SPH Editor Looking A Bit Silly Again

Are bloggers journalists? Leslie Fong, an SPH editor, had this to say:

“No! Emphatically not! Whether in writing news stories or features, properly trained journalists check and double-check their facts, set these in context, work in relevant background information, insist on objectivity and balance, organise their material so their account flows smoothly and logically, and use temperate language unless there is a powerful reason to resort to strong words. Even in offering views, they ensure that the opinions expressed are based on fact, failing which, as any libel lawyer would tell you, what they write cannot be defended as fair comment.

Bloggers, on the other hand, just sound off as they please. They are not bound by professional standards and ethics, and are responsible to no one but themselves. So you read them at your own risk, or peril. Newspaper editors who give bloggers space, or even prominence, in their pages, in the hope that this will attract younger readers, are doing damage to their calling.”

Meanwhile, hot off the international press, we have this from AFP:

Yangon bloggers outsmart Myanmar censors
Agence France-Presse
Posted date: September 25, 2007

BANGKOK -- Savvy young bloggers in Myanmar are breaking through the military junta's tight Internet controls to post photos and videos of swelling anti-government protests, experts said Tuesday.

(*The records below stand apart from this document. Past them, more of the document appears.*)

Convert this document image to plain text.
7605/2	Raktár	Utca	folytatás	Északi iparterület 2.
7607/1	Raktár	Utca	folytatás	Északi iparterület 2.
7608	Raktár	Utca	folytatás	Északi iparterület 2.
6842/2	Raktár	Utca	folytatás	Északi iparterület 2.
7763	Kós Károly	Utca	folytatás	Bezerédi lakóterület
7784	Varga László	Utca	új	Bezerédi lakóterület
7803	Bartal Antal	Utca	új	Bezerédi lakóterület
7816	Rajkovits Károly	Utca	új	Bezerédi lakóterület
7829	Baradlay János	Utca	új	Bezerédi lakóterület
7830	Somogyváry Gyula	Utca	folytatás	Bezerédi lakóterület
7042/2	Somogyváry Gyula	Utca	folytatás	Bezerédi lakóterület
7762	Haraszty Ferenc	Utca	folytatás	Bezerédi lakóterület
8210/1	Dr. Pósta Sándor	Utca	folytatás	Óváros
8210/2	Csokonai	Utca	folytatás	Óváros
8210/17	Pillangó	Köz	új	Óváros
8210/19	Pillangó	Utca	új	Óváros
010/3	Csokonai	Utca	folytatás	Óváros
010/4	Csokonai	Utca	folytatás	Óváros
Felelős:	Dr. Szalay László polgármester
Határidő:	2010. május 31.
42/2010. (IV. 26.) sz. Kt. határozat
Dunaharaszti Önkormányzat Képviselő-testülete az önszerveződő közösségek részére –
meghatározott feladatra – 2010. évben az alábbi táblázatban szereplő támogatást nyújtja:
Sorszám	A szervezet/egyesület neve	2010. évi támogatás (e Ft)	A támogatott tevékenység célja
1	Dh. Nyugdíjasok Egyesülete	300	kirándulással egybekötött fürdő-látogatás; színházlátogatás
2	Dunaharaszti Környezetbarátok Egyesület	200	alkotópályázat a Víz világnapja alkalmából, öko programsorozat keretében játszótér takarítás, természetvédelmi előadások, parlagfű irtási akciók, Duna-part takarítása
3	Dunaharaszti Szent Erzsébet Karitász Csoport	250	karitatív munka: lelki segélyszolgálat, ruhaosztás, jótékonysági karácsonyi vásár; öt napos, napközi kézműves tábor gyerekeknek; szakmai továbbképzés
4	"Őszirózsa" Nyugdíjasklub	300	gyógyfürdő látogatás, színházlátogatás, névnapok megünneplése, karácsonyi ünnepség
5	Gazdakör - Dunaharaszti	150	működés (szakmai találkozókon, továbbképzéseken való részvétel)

The government blocks almost every website that carries news or information about the Southeast Asian country, and even bars access to web-based email.

But an army of young techies in Yangon works around the clock to circumvent the censors, posting pictures and videos on blogs almost as soon as the protests happen.

Many of these images have been picked up by mainstream news organizations, because bloggers have managed to capture images that no one else can get.

When Myanmar's detained democracy icon Aung San Suu Kyi stepped outside her home in Yangon to greet marching monks and supporters on Saturday, the only pictures of the landmark moment were posted on blogs.

....... These bloggers are mainly young university students in Yangon who have made it their mission to post messages and pictures since the anti-junta rallies broke out there on August 19, he said.

..... No foreign journalist has obtained a visa to enter Myanmar, under military since 1962, since the start of the anti-junta rallies, rights groups said.
Sounds like the whole world is depending on Yangon bloggers for news of what's happening in Myanmar. Who has time to think about Leslie Fong? He's just one of those dinosaurs left behind by the Internet age. Leslie's cocksureness is certainly amusing though. I like this part of his quote:
"Newspaper editors who give bloggers space, or even prominence, in their pages, in the hope that this will attract younger readers, are doing damage to their calling."
It implies that bloggers in general are just very excited and over-eager and just dying to have some space & publicity in a newspaper. Actually, when the Straits Times first launched STOMP and I was invited to join them and go for a photoshoot, my immediate reaction was "Gawd, no."

Maybe one day ... when they have improved themselves. Currently, Singapore's ranking for press freedom (147th out of 167 countries) is just too embarrassingly low.